Question

Please help me on my question I don’t know what I’m doing wrong

Answer 1

Given:

`f(x)=4x^2-8x-4`

The x-intercepts are the values of x where the function or y-coordinate is zero.

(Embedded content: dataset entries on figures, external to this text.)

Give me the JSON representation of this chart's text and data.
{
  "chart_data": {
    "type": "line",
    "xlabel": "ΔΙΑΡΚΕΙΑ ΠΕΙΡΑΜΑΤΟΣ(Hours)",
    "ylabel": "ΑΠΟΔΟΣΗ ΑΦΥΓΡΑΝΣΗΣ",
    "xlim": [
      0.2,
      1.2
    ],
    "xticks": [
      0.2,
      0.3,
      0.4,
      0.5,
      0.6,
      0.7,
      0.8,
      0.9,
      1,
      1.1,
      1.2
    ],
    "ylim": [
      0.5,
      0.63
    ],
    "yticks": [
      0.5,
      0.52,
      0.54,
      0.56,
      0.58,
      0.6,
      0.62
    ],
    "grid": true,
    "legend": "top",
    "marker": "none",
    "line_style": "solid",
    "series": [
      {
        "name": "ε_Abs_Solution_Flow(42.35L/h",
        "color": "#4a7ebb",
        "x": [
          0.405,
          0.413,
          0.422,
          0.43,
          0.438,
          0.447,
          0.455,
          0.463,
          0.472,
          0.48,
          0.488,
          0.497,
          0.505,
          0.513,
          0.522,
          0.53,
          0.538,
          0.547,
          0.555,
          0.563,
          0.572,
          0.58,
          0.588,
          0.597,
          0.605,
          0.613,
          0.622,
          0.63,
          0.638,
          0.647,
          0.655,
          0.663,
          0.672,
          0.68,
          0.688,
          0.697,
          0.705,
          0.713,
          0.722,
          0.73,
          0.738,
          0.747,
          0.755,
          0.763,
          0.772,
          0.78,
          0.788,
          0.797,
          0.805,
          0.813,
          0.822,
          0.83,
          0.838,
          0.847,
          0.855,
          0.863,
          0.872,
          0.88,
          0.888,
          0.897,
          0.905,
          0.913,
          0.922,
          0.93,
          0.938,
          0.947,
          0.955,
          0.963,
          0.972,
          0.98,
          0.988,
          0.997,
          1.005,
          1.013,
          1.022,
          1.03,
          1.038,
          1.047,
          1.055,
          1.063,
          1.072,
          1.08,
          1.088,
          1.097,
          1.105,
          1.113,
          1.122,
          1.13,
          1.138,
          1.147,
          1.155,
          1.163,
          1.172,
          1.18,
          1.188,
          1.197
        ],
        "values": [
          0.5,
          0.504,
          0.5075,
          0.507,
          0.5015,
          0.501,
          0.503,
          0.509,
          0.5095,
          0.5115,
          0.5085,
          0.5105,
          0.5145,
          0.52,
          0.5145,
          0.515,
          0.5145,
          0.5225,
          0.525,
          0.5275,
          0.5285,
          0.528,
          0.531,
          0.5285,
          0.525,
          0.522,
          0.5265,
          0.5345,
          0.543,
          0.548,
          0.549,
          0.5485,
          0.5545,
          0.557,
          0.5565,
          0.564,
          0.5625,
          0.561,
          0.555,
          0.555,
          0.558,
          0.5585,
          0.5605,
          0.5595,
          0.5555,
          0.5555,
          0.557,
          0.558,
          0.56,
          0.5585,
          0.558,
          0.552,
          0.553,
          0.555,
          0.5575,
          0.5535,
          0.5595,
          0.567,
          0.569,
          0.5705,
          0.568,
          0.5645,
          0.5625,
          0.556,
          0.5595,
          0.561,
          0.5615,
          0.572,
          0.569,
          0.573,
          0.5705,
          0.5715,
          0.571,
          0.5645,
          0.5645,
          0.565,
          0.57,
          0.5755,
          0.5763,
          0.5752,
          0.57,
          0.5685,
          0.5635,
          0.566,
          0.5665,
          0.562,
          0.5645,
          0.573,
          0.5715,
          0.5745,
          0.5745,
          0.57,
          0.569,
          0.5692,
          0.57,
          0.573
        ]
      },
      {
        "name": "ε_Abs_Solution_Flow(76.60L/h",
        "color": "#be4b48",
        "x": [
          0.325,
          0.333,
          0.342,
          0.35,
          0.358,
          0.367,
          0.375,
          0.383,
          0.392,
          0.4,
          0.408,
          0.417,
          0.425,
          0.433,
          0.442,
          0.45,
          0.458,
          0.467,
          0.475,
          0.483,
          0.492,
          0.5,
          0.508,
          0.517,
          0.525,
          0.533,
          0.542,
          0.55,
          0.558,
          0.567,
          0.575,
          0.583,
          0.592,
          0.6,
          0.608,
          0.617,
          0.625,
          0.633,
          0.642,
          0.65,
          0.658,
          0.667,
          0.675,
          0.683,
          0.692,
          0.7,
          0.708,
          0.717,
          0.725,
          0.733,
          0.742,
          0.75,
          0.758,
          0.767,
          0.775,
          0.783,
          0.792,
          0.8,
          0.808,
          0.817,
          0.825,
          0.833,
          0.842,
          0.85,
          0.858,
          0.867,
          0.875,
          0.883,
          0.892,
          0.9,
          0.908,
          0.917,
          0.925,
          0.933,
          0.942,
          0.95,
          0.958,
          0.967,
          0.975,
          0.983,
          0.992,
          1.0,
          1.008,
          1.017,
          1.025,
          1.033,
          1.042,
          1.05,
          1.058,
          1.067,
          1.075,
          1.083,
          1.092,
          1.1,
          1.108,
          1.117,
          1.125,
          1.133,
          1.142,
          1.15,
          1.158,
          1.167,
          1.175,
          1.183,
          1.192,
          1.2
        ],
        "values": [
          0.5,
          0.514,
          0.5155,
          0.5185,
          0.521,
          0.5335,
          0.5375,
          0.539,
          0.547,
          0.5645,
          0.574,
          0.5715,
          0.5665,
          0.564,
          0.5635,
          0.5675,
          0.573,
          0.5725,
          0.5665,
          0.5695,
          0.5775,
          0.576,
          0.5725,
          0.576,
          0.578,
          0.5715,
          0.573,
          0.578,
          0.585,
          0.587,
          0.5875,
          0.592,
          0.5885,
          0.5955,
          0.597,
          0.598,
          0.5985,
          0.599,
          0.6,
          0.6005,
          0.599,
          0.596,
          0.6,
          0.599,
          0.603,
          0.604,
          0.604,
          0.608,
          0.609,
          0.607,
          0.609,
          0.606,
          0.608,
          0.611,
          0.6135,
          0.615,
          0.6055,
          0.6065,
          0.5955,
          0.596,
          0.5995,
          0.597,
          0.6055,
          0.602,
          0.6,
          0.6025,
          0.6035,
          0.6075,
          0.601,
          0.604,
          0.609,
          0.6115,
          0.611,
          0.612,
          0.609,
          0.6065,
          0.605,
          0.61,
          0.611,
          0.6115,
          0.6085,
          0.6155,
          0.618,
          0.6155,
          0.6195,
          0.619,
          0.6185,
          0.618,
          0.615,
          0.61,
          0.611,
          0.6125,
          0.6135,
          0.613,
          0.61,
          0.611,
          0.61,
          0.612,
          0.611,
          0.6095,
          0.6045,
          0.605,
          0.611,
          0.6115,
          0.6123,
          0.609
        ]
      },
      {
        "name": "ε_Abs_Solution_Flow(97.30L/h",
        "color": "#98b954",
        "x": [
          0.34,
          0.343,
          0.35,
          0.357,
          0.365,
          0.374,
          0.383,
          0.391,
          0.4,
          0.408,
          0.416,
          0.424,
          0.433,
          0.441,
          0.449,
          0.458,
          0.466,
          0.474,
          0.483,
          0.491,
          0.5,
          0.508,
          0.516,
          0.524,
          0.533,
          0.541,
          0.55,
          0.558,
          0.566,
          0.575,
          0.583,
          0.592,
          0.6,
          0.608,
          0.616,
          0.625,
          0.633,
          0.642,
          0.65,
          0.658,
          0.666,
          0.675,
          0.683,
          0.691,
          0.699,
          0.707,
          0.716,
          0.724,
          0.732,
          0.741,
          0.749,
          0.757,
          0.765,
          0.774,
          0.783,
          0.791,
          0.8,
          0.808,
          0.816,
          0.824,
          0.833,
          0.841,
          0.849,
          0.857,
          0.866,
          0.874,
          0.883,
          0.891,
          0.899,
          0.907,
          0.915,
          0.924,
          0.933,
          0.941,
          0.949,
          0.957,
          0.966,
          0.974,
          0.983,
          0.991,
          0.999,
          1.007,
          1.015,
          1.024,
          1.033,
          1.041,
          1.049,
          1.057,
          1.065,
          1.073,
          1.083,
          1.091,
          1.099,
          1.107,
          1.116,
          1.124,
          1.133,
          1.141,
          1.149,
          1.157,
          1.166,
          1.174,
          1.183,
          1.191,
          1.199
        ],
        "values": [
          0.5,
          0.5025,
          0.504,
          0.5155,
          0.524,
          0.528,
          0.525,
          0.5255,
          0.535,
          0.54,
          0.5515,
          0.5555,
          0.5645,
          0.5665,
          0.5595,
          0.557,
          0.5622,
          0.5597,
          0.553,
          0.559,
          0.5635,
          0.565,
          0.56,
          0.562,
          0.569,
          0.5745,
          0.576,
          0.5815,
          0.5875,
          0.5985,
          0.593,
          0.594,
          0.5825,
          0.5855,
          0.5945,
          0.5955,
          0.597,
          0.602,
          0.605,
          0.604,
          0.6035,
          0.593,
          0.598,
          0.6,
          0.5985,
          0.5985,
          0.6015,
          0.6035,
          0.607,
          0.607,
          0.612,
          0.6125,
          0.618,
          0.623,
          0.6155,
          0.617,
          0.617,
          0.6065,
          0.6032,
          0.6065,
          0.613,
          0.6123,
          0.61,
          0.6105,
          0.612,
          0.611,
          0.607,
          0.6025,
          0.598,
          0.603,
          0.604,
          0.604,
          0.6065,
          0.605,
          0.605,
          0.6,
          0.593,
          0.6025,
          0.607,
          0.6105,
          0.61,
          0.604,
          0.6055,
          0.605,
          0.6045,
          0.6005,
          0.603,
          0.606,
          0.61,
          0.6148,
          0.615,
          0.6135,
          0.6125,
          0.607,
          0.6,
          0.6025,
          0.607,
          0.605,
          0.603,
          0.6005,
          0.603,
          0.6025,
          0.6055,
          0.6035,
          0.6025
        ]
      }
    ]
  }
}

Therefore, the x - intercepts are given when f(x)=0

Hence putting f(x)=0,we get:

`\begin{gathered} f(x)=0 \\ 4x^2-8x-4=0 \end{gathered}`

The solutions of quadratic equation are given as:

`x=\frac{-b\pm\sqrt[]{b^2-4ac}}{2a}`

Here, a = 4 b = -8 c = -4,

`\begin{gathered} x=\frac{8\pm\sqrt[]{64-(4*-4*4)}}{2*4} \\ =\frac{8\pm\sqrt[]{64+64}}{8} \\ =\frac{8\pm\sqrt[]{128}}{8} \\ =\frac{8+\sqrt[]{128}}{8},\frac{8-\sqrt[]{128}}{8} \\ =(8+11.3137)/(8),(8-11.3137)/(8) \\ =(19.3137)/(8),(-3.3137)/(8) \\ =2.4142125,-0.4142125 \\ =2.4,-0.4 \end{gathered}`

Hence, the x intercepts are ( - 0.4,0 ) and ( 2.4,0)

Since the graph is an upward parabola, it will have a minimum value at its vertex that is (1,-8) and hence, the minimum value of f(x) is - 8.